Em romance de Monteiro Lobato publicado em 1926, um homem negro e uma mulher branca disputam a presidência dos Estados Unidos
Kelly Cristina Spinelli Publicado em 01/07/2008, às 00h00 - Atualizado em 23/10/2017, às 16h36
Nos Estados Unidos, de longe a nação mais importante do mundo, as eleições presidenciais são marcadas pela disputa entre um homem negro e uma mulher branca. Em 1926, quando isso era uma tremenda viagem, o escritor brasileiro Monteiro Lobato (1882-1948) escreveu o romance O Presidente Negro. Como diz o ditado: atirou no que viu, acertou no que não viu. A ficção se passa em 2228. Mas parece que o autor do Sítio do Picapau Amarelo falava de hoje.
Em 1926, Lobato estava para assumir o cargo de adido do Consulado Brasileiro de Nova York. A América era, então, uma potência em desenvolvimento, marcada pela ascensão do feminismo e pelos protestos contra a segregação racial praticada pelos estados do sul. No livro, um cientista cria uma máquina do tempo: através dela assiste à disputa pela presidência do país no futuro. Concorrem o negro Jim Roy e a loura Evelyn Astor, os mais altos representantes de suas raças depois de o país ter passado por uma forte campanha de limpeza étnica.
Lobato, num vislumbre da internet, imagina um futuro em que tudo pode ser feito por radiotransporte e os jornais são publicados em telas: “Cada colaborador do Remember radiava de sua casa, numa certa hora, o seu artigo, e imediatamente suas idéias surgiam impressas em caracteres luminosos na casa dos assinantes”.
A obra provoca discussões. Seria uma defesa do machismo e da pureza racial ou uma crítica à perda de identidade de mulheres e negros? Márcia Camargos, biógrafa do autor, acredita na segunda opção. “Lobato não era racista nem machista: ele critica e desnuda o feminismo caricato e mostra a situação dos negros na época”, afirma. À parte as intenções do autor, O Presidente Negro revelou-se um livro profético. Se vencer a disputa pela Casa Branca em 2008, o democrata Barack Obama será o primeiro presidente negro do país. E sua concorrente derrotada nas convenções do partido, a senadora Hillary Clinton, já entrou para a História como a primeira mulher que teve chances concretas de conquistar o cargo.
“Os rigores desta lei tinham-se agravado no ano anterior, com o fim muito claro de fazer cair o índice de crescimento negro.
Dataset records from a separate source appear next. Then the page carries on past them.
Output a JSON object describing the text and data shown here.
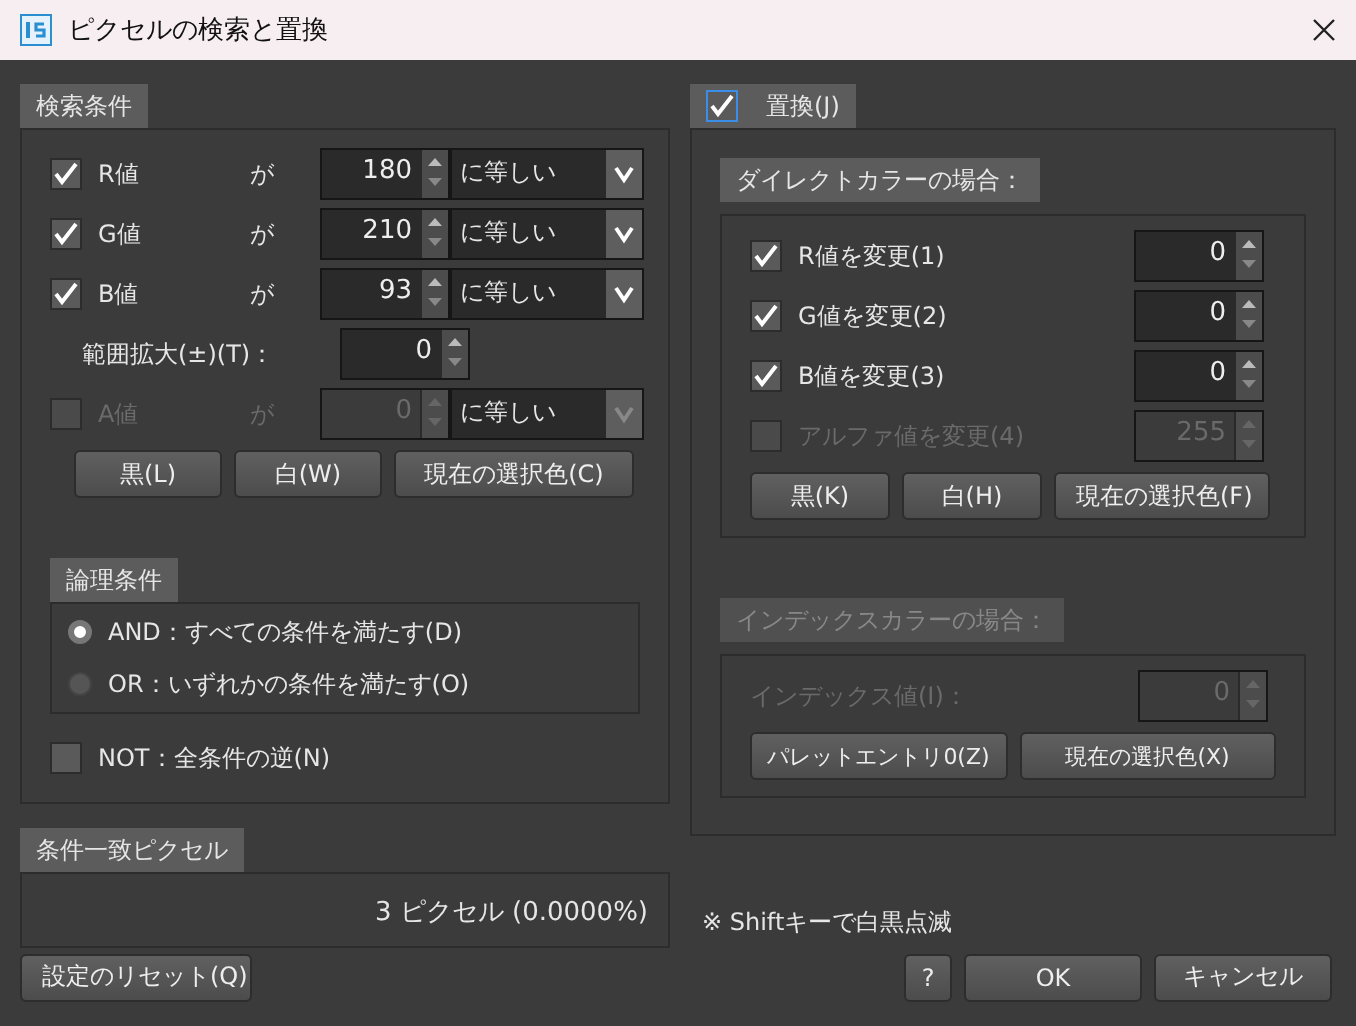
{
  "window": {
    "title": "ピクセルの検索と置換"
  },
  "search": {
    "title": "検索条件",
    "conditions": [
      {
        "label": "R値",
        "checked": true,
        "disabled": false,
        "op": "が",
        "value": "180",
        "mode": "に等しい"
      },
      {
        "label": "G値",
        "checked": true,
        "disabled": false,
        "op": "が",
        "value": "210",
        "mode": "に等しい"
      },
      {
        "label": "B値",
        "checked": true,
        "disabled": false,
        "op": "が",
        "value": "93",
        "mode": "に等しい"
      },
      {
        "label": "A値",
        "checked": false,
        "disabled": true,
        "op": "が",
        "value": "0",
        "mode": "に等しい"
      }
    ],
    "range": {
      "label": "範囲拡大(±)(T)：",
      "value": "0"
    },
    "buttons": [
      "黒(L)",
      "白(W)",
      "現在の選択色(C)"
    ],
    "logic": {
      "title": "論理条件",
      "options": [
        {
          "label": "AND：すべての条件を満たす(D)",
          "selected": true
        },
        {
          "label": "OR：いずれかの条件を満たす(O)",
          "selected": false
        }
      ]
    },
    "not": {
      "label": "NOT：全条件の逆(N)",
      "checked": false
    }
  },
  "matched": {
    "title": "条件一致ピクセル",
    "value": "3 ピクセル (0.0000%)"
  },
  "replace": {
    "title": "置換(J)",
    "checked": true,
    "direct": {
      "title": "ダイレクトカラーの場合：",
      "channels": [
        {
          "label": "R値を変更(1)",
          "checked": true,
          "disabled": false,
          "value": "0"
        },
        {
          "label": "G値を変更(2)",
          "checked": true,
          "disabled": false,
          "value": "0"
        },
        {
          "label": "B値を変更(3)",
          "checked": true,
          "disabled": false,
          "value": "0"
        },
        {
          "label": "アルファ値を変更(4)",
          "checked": false,
          "disabled": true,
          "value": "255"
        }
      ],
      "buttons": [
        "黒(K)",
        "白(H)",
        "現在の選択色(F)"
      ]
    },
    "index": {
      "title": "インデックスカラーの場合：",
      "disabled": true,
      "label": "インデックス値(I)：",
      "value": "0",
      "buttons": [
        "パレットエントリ0(Z)",
        "現在の選択色(X)"
      ]
    }
  },
  "hint": "※ Shiftキーで白黒点滅",
  "footer": {
    "reset": "設定のリセット(Q)",
    "help": "?",
    "ok": "OK",
    "cancel": "キャンセル"
  }
}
Isso contrariava a política racial de Jim Roy, toda resumida em favorecer a expansão de seu povo até o ponto que lhe permitisse forçar o branco à divisão do país. (...) A situação metera a política naquele buraco: ou ceder às exigências de Jim Roy ou assistir à vitória das mamíferas rebeldes [as feministas que concorriam à presidência].
Quando o presidente terminou a sua exposição, calaram-se os ministros por algum tempo, de queixo preso. Qualquer das hipóteses não agradava ao macho branco. Mas como a sabedoria pragmática consiste em acudir primeiro ao perigo mais próximo, foi acordado ceder às exigências do líder negro.”